6.4. One calendar month prior to the Free Hosting Period coming to an end, LaunchSpace will invoice the Client in accordance with clause 6.1.

6.5. Notes in respect of Hosting Fees:

6.5.1. Please note all Hosting Fees do not have any VAT applicable; and

6.5.2. All payments shall be effected by way of Electronic Funds Transfer into a bank account to be nominated by LaunchSpace, or as otherwise stipulated by LaunchSpace from time to time, with proof of payment so effected to be emailed to billing@ybtmarketing.co.za.

7. DOMAIN REGISTRATION AND DOMAIN RENEWAL

7.1. Domain registrations shall be charged annually, commencing from the date on which the domains are first registered. Should the Client also be utilising Website Design Services, initial domain registrations shall be free of charge, subject to a maximum value of R200.00 (Two Hundred Rand).

7.2. As the cost of domain renewals vary widely depending on, among others, the perceived popularity of the Top-level domains (“TLD) associated with a particular domain, annual domain renewal shall be subject to, and associated with, the rate at which Hetzner charges for such domain renewal plus 10% (Ten Percent), at the time that the renewal is effected.

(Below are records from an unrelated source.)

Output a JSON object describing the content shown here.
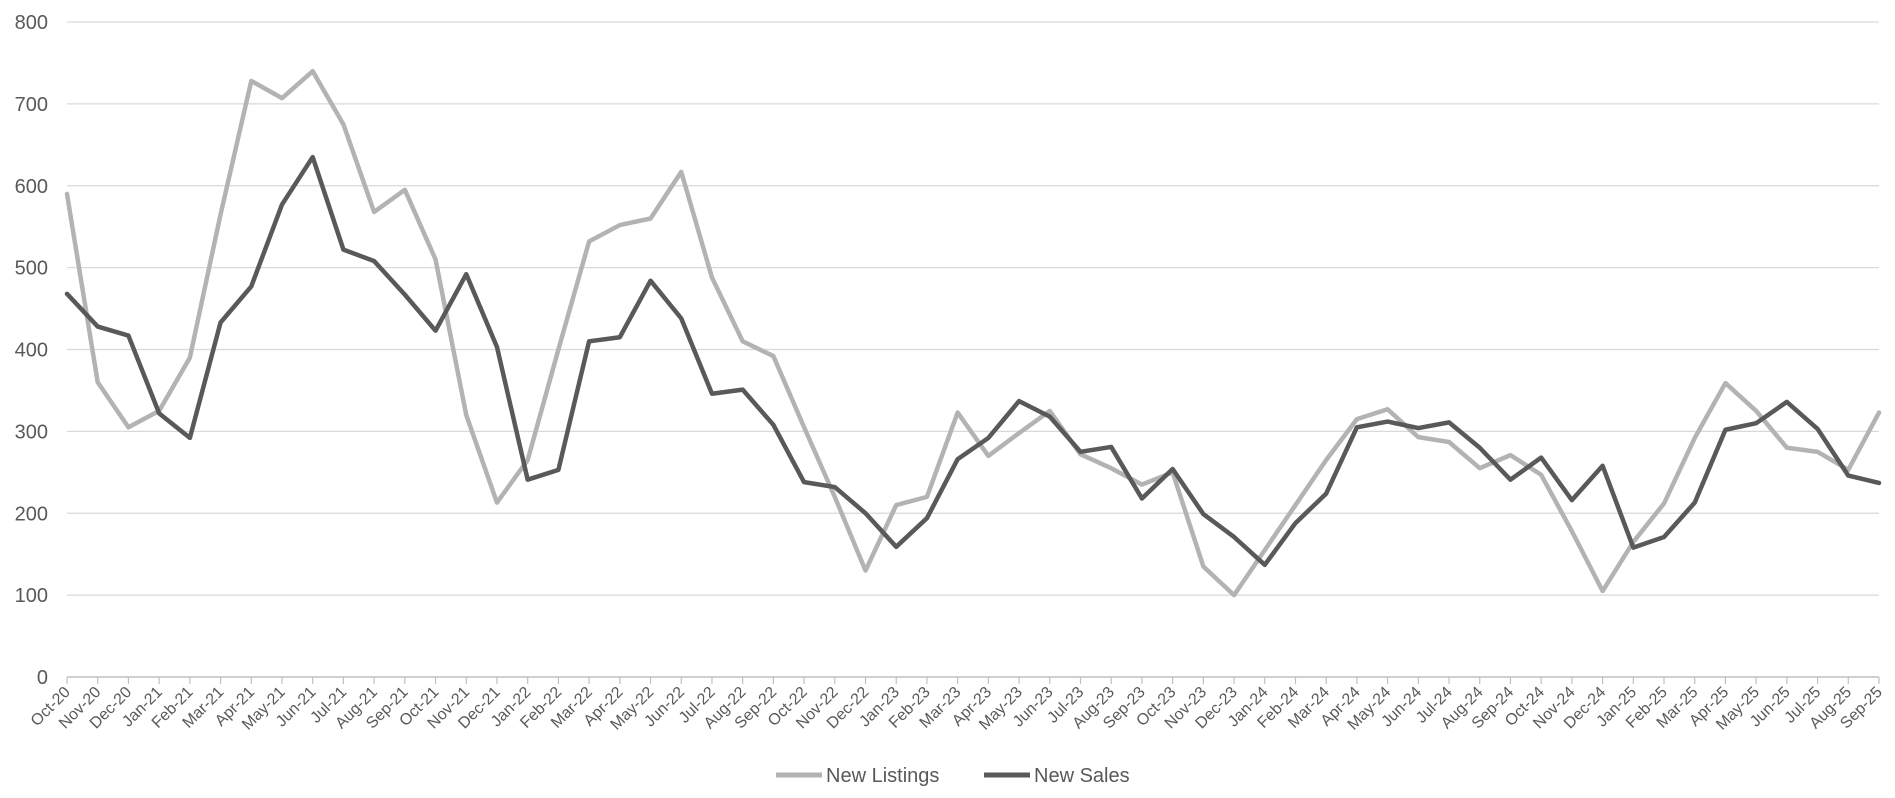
{
  "chart_data": {
    "type": "line",
    "title": "",
    "xlabel": "",
    "ylabel": "",
    "ylim": [
      0,
      800
    ],
    "yticks": [
      0,
      100,
      200,
      300,
      400,
      500,
      600,
      700,
      800
    ],
    "grid": true,
    "legend_position": "bottom-center",
    "x": [
      "Oct-20",
      "Nov-20",
      "Dec-20",
      "Jan-21",
      "Feb-21",
      "Mar-21",
      "Apr-21",
      "May-21",
      "Jun-21",
      "Jul-21",
      "Aug-21",
      "Sep-21",
      "Oct-21",
      "Nov-21",
      "Dec-21",
      "Jan-22",
      "Feb-22",
      "Mar-22",
      "Apr-22",
      "May-22",
      "Jun-22",
      "Jul-22",
      "Aug-22",
      "Sep-22",
      "Oct-22",
      "Nov-22",
      "Dec-22",
      "Jan-23",
      "Feb-23",
      "Mar-23",
      "Apr-23",
      "May-23",
      "Jun-23",
      "Jul-23",
      "Aug-23",
      "Sep-23",
      "Oct-23",
      "Nov-23",
      "Dec-23",
      "Jan-24",
      "Feb-24",
      "Mar-24",
      "Apr-24",
      "May-24",
      "Jun-24",
      "Jul-24",
      "Aug-24",
      "Sep-24",
      "Oct-24",
      "Nov-24",
      "Dec-24",
      "Jan-25",
      "Feb-25",
      "Mar-25",
      "Apr-25",
      "May-25",
      "Jun-25",
      "Jul-25",
      "Aug-25",
      "Sep-25"
    ],
    "series": [
      {
        "name": "New Listings",
        "color": "#b3b3b3",
        "values": [
          590,
          360,
          305,
          325,
          390,
          565,
          728,
          707,
          740,
          675,
          568,
          595,
          510,
          320,
          213,
          265,
          400,
          532,
          552,
          560,
          617,
          488,
          410,
          392,
          305,
          220,
          130,
          210,
          220,
          323,
          270,
          298,
          325,
          272,
          255,
          235,
          250,
          135,
          100,
          155,
          210,
          265,
          315,
          327,
          293,
          287,
          255,
          271,
          247,
          178,
          105,
          165,
          212,
          292,
          359,
          325,
          280,
          275,
          253,
          323
        ]
      },
      {
        "name": "New Sales",
        "color": "#595959",
        "values": [
          468,
          428,
          417,
          322,
          292,
          433,
          477,
          577,
          635,
          522,
          508,
          467,
          423,
          492,
          403,
          241,
          253,
          410,
          415,
          484,
          438,
          346,
          351,
          308,
          238,
          232,
          200,
          159,
          194,
          266,
          292,
          337,
          318,
          275,
          281,
          218,
          254,
          199,
          171,
          137,
          188,
          224,
          305,
          312,
          304,
          311,
          280,
          241,
          268,
          216,
          258,
          158,
          171,
          213,
          302,
          310,
          336,
          303,
          246,
          237
        ]
      }
    ]
  }
}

8. SUSPENSION OF HOSTING SERVICES

8.1. During the Free Hosting Period (if applicable):

8.1.1. Should any Website Design Fees remain unpaid for a period of 30 (Thirty) days after receipt by the Client of any invoice issued by LaunchSpace, LaunchSpace will be entitled, on notice by way of email and/or SMS, to suspend the Hosting Services for a period of 30 (Thirty) days (“Suspension Period”). Should the Client still remain in arrears after the expiration of such Suspension Period, LaunchSpace shall, without prejudice to any other rights it may have in terms of the Service Level Agreement, other scope of work or in law, be entitled to forthwith terminate the Hosting Services, Website Design Services (if applicable) along with this Scope of Work and the Service Level Agreement, without any further notice and or delay.

8.1.2. Should payment of the outstanding invoice(s) be received during the Suspension Period, in order to resume the Hosting Services, the Client shall be liable to pay, in addition to the arrear amount(s) contained in the invoice(s), a penalty of R450.00 (Four Hundred and Fifty Rand).

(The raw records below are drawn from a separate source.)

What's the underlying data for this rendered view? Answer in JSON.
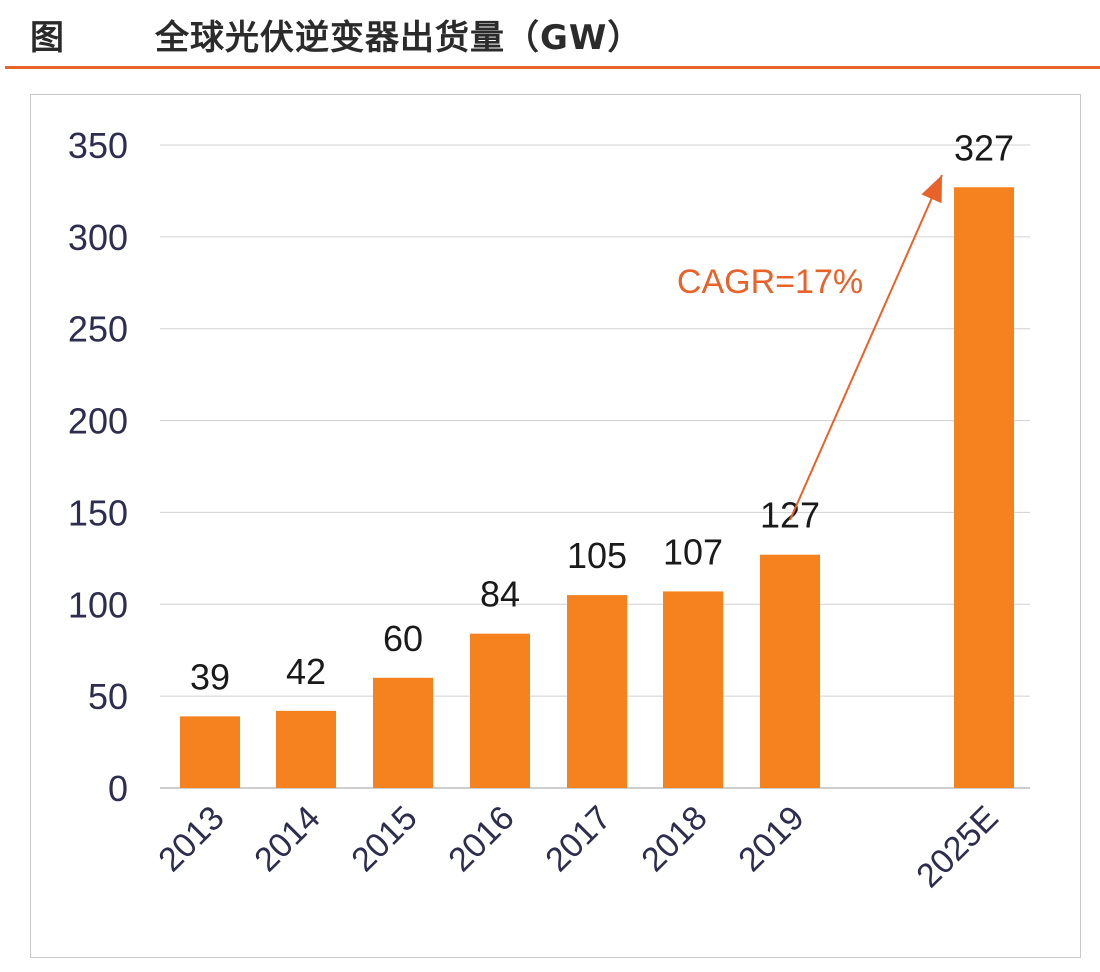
{
  "header": {
    "label": "图",
    "title": "全球光伏逆变器出货量（GW）"
  },
  "colors": {
    "bar": "#f5821f",
    "accent": "#e8622a",
    "axis_text": "#2d2d4f",
    "grid": "#d0d0d0"
  },
  "chart_data": {
    "type": "bar",
    "categories": [
      "2013",
      "2014",
      "2015",
      "2016",
      "2017",
      "2018",
      "2019",
      "2025E"
    ],
    "values": [
      39,
      42,
      60,
      84,
      105,
      107,
      127,
      327
    ],
    "data_labels": [
      "39",
      "42",
      "60",
      "84",
      "105",
      "107",
      "127",
      "327"
    ],
    "y_ticks": [
      "0",
      "50",
      "100",
      "150",
      "200",
      "250",
      "300",
      "350"
    ],
    "ylim": [
      0,
      350
    ],
    "grid": true,
    "legend": "none",
    "annotation": {
      "text": "CAGR=17%",
      "from_category": "2019",
      "to_category": "2025E"
    }
  }
}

8.1.3. Should the Hosting Services not be resumed, a domain transfer request will be accepted by LaunchSpace, provided that:

8.1.3.1. All outstanding Website Design Fees and/or other fees owing to LaunchSpace have been paid in full; and

8.1.3.2. Such request is received by LaunchSpace prior to the domain in question expiring, which expiration will take place on the one-year anniversary of its registration or prior renewal (if applicable).

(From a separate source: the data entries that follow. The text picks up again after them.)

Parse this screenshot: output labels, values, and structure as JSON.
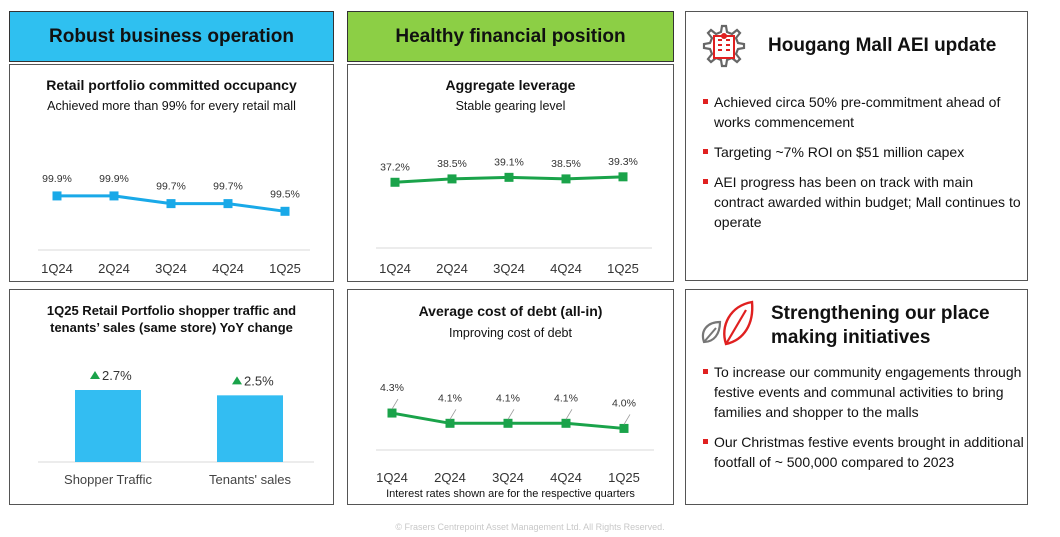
{
  "headers": {
    "left": "Robust business operation",
    "middle": "Healthy financial position"
  },
  "panels": {
    "occupancy": {
      "title": "Retail portfolio committed occupancy",
      "subtitle": "Achieved more than 99% for every retail mall"
    },
    "leverage": {
      "title": "Aggregate leverage",
      "subtitle": "Stable gearing level"
    },
    "traffic": {
      "title_line1": "1Q25 Retail Portfolio shopper traffic and",
      "title_line2": "tenants’ sales (same store) YoY change"
    },
    "cost_of_debt": {
      "title": "Average cost of debt (all-in)",
      "subtitle": "Improving cost of debt",
      "footnote": "Interest rates shown are for the respective quarters"
    }
  },
  "right": {
    "aei": {
      "title": "Hougang Mall AEI update",
      "icon": "gear-building-icon",
      "bullets": [
        "Achieved circa 50% pre-commitment ahead of works commencement",
        "Targeting ~7% ROI on $51 million capex",
        "AEI progress has been on track with main contract awarded within budget; Mall continues to operate"
      ]
    },
    "placemaking": {
      "title_line1": "Strengthening our place",
      "title_line2": "making initiatives",
      "icon": "leaves-icon",
      "bullets": [
        "To increase our community engagements through festive events and communal activities to bring families and shopper to the malls",
        "Our Christmas festive events brought in additional footfall of ~ 500,000 compared to 2023"
      ]
    }
  },
  "footer": "© Frasers Centrepoint Asset Management Ltd. All Rights Reserved.",
  "colors": {
    "blue": "#2fc0f0",
    "green": "#8ccf45",
    "line_blue": "#19a9e8",
    "line_green": "#1aa34a",
    "bar_blue": "#33bdf2",
    "up_arrow": "#1aa34a",
    "bullet_red": "#e02020"
  },
  "chart_data": [
    {
      "id": "occupancy",
      "type": "line",
      "categories": [
        "1Q24",
        "2Q24",
        "3Q24",
        "4Q24",
        "1Q25"
      ],
      "values": [
        99.9,
        99.9,
        99.7,
        99.7,
        99.5
      ],
      "labels": [
        "99.9%",
        "99.9%",
        "99.7%",
        "99.7%",
        "99.5%"
      ],
      "ylim": [
        98.0,
        100.6
      ]
    },
    {
      "id": "leverage",
      "type": "line",
      "categories": [
        "1Q24",
        "2Q24",
        "3Q24",
        "4Q24",
        "1Q25"
      ],
      "values": [
        37.2,
        38.5,
        39.1,
        38.5,
        39.3
      ],
      "labels": [
        "37.2%",
        "38.5%",
        "39.1%",
        "38.5%",
        "39.3%"
      ],
      "ylim": [
        0,
        50
      ]
    },
    {
      "id": "traffic",
      "type": "bar",
      "categories": [
        "Shopper Traffic",
        "Tenants' sales"
      ],
      "values": [
        2.7,
        2.5
      ],
      "labels": [
        "2.7%",
        "2.5%"
      ],
      "ylim": [
        0,
        3.0
      ]
    },
    {
      "id": "cost_of_debt",
      "type": "line",
      "categories": [
        "1Q24",
        "2Q24",
        "3Q24",
        "4Q24",
        "1Q25"
      ],
      "values": [
        4.3,
        4.1,
        4.1,
        4.1,
        4.0
      ],
      "labels": [
        "4.3%",
        "4.1%",
        "4.1%",
        "4.1%",
        "4.0%"
      ],
      "ylim": [
        2.8,
        5.1
      ]
    }
  ]
}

8.2. Subsequent to the expiration of the Free Hosting Period:

8.2.1. All Hosting Fees not paid by the Client within 30 (Thirty) of an invoice being rendered, will result in the Hosting Services being suspended for a period of 7 (Seven) business days on notice to the Client (“Holding Period”);

8.2.2. Should such Hosting Fees still not be paid within the Holding Period, LaunchSpace will email the Client the requisite Konsoleh login details, in order for the Client to login and save all files associated therewith; and

8.2.3. Within 7 (Seven) working days of such login details being sent to the Client, the Hosting Services will be terminated, and LaunchSpace shall take no further responsibility for any Losses incurred as a result of, but not limited to, server downtime, loss of emails and/or files that were associated with the Hosting Services should the Client fail to save all such files, emails and the like. It is specifically recorded that once the login details have been provided to the Client, the Client will have all the necessary access credentials and tools to make the required back-ups of any and all files on the Server.

9. LIMITATION OF LIABILITY

9.1. Without limiting, in any way, the provisions pertaining to the limitation of LaunchSpace’s liability in the Service Level Agreement, the Client specifically agrees that LaunchSpace shall not be held liable for any Losses however arising and whatever the cause, which results in any downtime of the server(s) which host(s) the Website Software.